A labourer and his son, a boy about ten years of age, was returning from the fields towards Hillmartin village, and were following the footpath through a copse, when the lad saw a thrush’s nest on one of the lowest boughs of a spruce-fir, temptingly nestled close to the stem, not more than a yard from the ground. Away he ran towards it, his father stopping for him on the path. Arrived near the tree, the lad as he ran struck his foot against something and fell, but jumping up, said,
“Oh father, here is a great chain!”
He was stooping to lift it up, when the father cried out,
“Let it alone! let it alone! it is a man-trap!”
The boy stood terrified at the dreaded name of a man-trap. The father advanced carefully, poking the ground, which was covered with dead leaves, with a long pole which he picked up. When he came to the spot where the boy stood, he saw part of a strong chain laid bare, and lifting it up, discovered close to his feet a stout iron pin, which was driven into the ground and thus confined the chain. Telling the boy not to move, he gradually lifted the chain till he felt it again fast.
“There,” he said, “is the trap.”
He looked round, and discovering a large stone, he fetched it, and discharged it into the place where he supposed the centre of the trap to be. At once with a horrid snap and clang, the jaws of the huge trap sprung out of the concealing leaves and clashed together with a direful shock. Father and son stood rooted fast with terror. There was revealed the great iron engine in a half circle of at least half a yard high, with its hideous iron teeth closed and grinning terribly.
“There!” said the father—“take care, Tom, how you goon a bird-nesting into woods. If this had caught you, it would have snapped you in the very middle of your body, and these devil’s teeth would have a’most met in your flesh. Nobody but the wretch of a keeper as set it could have got you out, and if you had bin by yersen you mun ha’ died afore anybody had fun ye.”

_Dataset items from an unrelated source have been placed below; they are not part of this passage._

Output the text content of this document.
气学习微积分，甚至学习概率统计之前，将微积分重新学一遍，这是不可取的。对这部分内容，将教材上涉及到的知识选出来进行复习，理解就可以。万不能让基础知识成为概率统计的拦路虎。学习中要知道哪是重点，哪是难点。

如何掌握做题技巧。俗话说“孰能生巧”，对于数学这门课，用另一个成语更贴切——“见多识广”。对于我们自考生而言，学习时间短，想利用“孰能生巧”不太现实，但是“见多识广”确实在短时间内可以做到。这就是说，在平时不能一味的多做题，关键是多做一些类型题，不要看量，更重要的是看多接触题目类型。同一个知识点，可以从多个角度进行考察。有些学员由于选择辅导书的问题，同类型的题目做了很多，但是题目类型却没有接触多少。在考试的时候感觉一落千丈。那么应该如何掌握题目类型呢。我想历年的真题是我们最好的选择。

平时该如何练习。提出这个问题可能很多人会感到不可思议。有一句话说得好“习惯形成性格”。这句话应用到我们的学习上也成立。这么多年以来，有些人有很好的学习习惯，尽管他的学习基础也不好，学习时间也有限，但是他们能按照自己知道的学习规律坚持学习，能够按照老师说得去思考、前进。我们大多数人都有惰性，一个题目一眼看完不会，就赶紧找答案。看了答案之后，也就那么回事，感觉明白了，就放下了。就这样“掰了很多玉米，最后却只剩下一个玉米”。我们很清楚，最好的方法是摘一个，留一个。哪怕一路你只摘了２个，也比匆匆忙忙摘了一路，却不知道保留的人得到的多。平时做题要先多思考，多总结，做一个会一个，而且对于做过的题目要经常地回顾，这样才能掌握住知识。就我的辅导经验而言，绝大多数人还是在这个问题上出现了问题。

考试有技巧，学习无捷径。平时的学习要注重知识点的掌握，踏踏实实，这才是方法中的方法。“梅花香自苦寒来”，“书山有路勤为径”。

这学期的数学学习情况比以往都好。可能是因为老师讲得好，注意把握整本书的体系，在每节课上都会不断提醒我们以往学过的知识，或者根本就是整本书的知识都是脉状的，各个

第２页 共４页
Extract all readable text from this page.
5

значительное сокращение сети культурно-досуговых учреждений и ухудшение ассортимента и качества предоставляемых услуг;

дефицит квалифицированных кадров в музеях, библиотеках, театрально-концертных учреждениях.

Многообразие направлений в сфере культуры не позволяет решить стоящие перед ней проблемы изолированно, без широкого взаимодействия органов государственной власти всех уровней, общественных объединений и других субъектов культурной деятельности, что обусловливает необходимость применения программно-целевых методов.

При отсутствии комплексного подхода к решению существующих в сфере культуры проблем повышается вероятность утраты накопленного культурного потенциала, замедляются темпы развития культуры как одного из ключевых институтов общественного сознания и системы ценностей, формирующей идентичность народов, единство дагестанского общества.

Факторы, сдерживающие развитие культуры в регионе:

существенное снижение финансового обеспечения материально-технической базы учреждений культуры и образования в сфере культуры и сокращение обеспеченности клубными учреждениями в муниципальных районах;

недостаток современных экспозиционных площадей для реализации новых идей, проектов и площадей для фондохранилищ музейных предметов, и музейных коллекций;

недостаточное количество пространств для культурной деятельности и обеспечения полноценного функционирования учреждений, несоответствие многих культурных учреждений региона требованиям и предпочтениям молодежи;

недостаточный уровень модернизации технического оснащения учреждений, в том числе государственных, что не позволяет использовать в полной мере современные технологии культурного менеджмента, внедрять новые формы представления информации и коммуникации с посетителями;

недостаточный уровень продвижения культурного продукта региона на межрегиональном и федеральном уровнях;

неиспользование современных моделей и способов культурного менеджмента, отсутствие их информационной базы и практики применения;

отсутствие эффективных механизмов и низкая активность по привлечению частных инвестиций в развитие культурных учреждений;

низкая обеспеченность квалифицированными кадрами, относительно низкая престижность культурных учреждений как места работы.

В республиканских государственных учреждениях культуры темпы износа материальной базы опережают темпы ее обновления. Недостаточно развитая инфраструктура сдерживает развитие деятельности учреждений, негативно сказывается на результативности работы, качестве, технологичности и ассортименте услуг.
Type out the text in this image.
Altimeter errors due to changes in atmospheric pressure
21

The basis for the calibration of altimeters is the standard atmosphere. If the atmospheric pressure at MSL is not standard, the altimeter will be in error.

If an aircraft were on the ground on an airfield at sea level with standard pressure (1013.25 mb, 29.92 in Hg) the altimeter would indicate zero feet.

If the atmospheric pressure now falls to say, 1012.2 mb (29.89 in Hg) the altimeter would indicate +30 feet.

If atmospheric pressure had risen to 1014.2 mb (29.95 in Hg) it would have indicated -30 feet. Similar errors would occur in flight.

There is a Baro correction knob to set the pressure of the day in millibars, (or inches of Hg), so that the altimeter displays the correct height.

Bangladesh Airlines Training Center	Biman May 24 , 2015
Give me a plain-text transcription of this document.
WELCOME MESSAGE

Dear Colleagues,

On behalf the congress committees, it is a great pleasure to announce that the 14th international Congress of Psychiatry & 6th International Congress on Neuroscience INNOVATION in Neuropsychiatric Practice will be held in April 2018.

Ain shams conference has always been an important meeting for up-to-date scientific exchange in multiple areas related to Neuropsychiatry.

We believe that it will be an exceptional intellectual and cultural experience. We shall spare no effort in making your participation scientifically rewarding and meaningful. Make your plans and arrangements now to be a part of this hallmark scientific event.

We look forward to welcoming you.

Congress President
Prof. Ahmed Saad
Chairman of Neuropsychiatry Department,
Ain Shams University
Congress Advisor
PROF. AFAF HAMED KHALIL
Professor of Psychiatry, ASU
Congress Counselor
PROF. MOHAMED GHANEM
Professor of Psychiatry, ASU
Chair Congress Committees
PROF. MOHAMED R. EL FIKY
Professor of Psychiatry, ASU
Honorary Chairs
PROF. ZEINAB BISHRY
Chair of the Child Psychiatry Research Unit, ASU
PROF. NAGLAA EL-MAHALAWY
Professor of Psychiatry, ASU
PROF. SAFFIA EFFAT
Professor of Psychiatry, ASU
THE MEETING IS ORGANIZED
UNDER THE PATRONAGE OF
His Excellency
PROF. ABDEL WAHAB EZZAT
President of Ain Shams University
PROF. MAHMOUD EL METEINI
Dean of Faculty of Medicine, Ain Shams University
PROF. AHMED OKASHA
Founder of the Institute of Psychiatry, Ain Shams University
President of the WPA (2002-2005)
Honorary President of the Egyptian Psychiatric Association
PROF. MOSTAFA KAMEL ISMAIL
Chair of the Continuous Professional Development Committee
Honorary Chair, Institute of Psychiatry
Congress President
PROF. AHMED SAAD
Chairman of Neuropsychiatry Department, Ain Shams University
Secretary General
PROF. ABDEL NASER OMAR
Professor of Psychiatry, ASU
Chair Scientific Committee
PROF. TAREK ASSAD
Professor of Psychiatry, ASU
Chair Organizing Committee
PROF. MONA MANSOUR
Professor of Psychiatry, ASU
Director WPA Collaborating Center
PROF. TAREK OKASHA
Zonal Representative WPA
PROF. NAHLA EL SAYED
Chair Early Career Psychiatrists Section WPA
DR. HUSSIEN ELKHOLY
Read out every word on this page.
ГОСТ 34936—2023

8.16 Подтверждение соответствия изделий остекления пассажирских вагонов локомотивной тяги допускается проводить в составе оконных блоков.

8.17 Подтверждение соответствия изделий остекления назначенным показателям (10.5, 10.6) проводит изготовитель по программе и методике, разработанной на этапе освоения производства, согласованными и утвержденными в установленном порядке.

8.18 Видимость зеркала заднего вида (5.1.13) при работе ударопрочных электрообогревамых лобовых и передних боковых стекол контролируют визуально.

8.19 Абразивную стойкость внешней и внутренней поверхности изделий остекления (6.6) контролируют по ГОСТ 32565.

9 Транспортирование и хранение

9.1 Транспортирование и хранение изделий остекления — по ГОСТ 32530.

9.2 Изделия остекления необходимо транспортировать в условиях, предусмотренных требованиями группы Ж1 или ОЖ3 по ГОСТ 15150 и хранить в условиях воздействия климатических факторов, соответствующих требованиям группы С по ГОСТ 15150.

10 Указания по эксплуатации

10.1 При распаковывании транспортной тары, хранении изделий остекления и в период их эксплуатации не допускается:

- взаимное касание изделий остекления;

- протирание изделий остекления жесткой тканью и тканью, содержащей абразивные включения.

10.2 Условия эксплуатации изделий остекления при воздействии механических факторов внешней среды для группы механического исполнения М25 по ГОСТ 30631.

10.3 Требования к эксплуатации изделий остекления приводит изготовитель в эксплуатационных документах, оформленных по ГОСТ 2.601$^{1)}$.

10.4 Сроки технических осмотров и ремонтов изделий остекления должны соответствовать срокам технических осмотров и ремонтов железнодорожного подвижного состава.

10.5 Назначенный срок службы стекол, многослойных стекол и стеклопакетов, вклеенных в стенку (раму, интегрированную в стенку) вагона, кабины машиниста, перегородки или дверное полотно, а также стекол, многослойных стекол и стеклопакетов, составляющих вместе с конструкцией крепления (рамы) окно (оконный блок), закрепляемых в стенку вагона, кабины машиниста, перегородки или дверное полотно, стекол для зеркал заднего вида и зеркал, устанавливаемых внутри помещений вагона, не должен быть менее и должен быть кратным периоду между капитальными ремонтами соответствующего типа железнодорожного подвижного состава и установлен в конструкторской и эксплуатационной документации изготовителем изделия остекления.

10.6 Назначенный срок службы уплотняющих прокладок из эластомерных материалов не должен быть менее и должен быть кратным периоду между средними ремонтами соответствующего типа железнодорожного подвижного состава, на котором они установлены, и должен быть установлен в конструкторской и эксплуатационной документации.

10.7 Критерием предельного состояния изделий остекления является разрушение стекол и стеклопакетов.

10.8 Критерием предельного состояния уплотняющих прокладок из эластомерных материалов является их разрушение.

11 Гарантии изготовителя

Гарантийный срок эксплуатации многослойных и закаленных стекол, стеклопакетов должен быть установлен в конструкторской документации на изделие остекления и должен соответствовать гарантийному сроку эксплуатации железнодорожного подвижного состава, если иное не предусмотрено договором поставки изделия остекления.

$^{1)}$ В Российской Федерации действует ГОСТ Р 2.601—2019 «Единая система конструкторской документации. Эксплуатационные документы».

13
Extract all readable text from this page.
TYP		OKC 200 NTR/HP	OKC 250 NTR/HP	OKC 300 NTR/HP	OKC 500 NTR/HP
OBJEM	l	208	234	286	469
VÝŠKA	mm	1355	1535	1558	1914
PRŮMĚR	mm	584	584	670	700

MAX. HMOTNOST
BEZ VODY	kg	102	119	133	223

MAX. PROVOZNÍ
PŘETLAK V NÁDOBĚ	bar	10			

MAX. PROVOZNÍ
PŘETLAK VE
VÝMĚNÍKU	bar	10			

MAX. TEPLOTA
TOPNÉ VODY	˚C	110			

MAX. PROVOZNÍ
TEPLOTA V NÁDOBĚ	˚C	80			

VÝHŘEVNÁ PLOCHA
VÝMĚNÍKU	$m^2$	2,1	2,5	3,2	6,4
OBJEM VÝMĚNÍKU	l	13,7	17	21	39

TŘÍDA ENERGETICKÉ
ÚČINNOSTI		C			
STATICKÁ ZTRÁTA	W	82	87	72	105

The man immediately, on reaching the village, asked permission to see Mr. Degge, who heard the account with great indignation, and taking another strong man with him, went to the place to see this truly “infernal machine.” He found it within five yards of the footpath through the copse, and expressing his astonishment and abhorrence of an act then become as illegal as it was monstrous, he ordered the men to take it and carry it to the village. There they deposited it by the public stocks, and chained it, and made it fast by a padlock to it,—fitting companions. The exhibition, and the place in which this horrid engine was found, created a most indignant sensation against Sir Roger Rockville and his keeper. Such were the diabolical machines that used to be set in our game preserves half a century ago or more, almost as commonly as the lesser trap is yet set for lesser animals. Such is the wonderful effect of custom and of selfish interests, that these dire engines of a demoniac cruelty could be planted here and there in English woods, and which might catch and hold in their hideous fangs human creatures, and keep them in inexpressible tortures for perhaps twelve hours or more; whilst all the time the gentlemen and the ladies on those estates were sleeping comfortably in their beds. Such was the force of these man-traps, that they required a man with an iron winch to open them by a mechanism attached for the purpose.
These barbarous machines had now been made illegal by act of parliament, yet Sir Roger and others continued to use them, as I know, for I myself had long after this period a narrow escape, when botanizing, of being caught in one in the woods of Strelley, near Nottingham; and that within a few yards of a foot-road!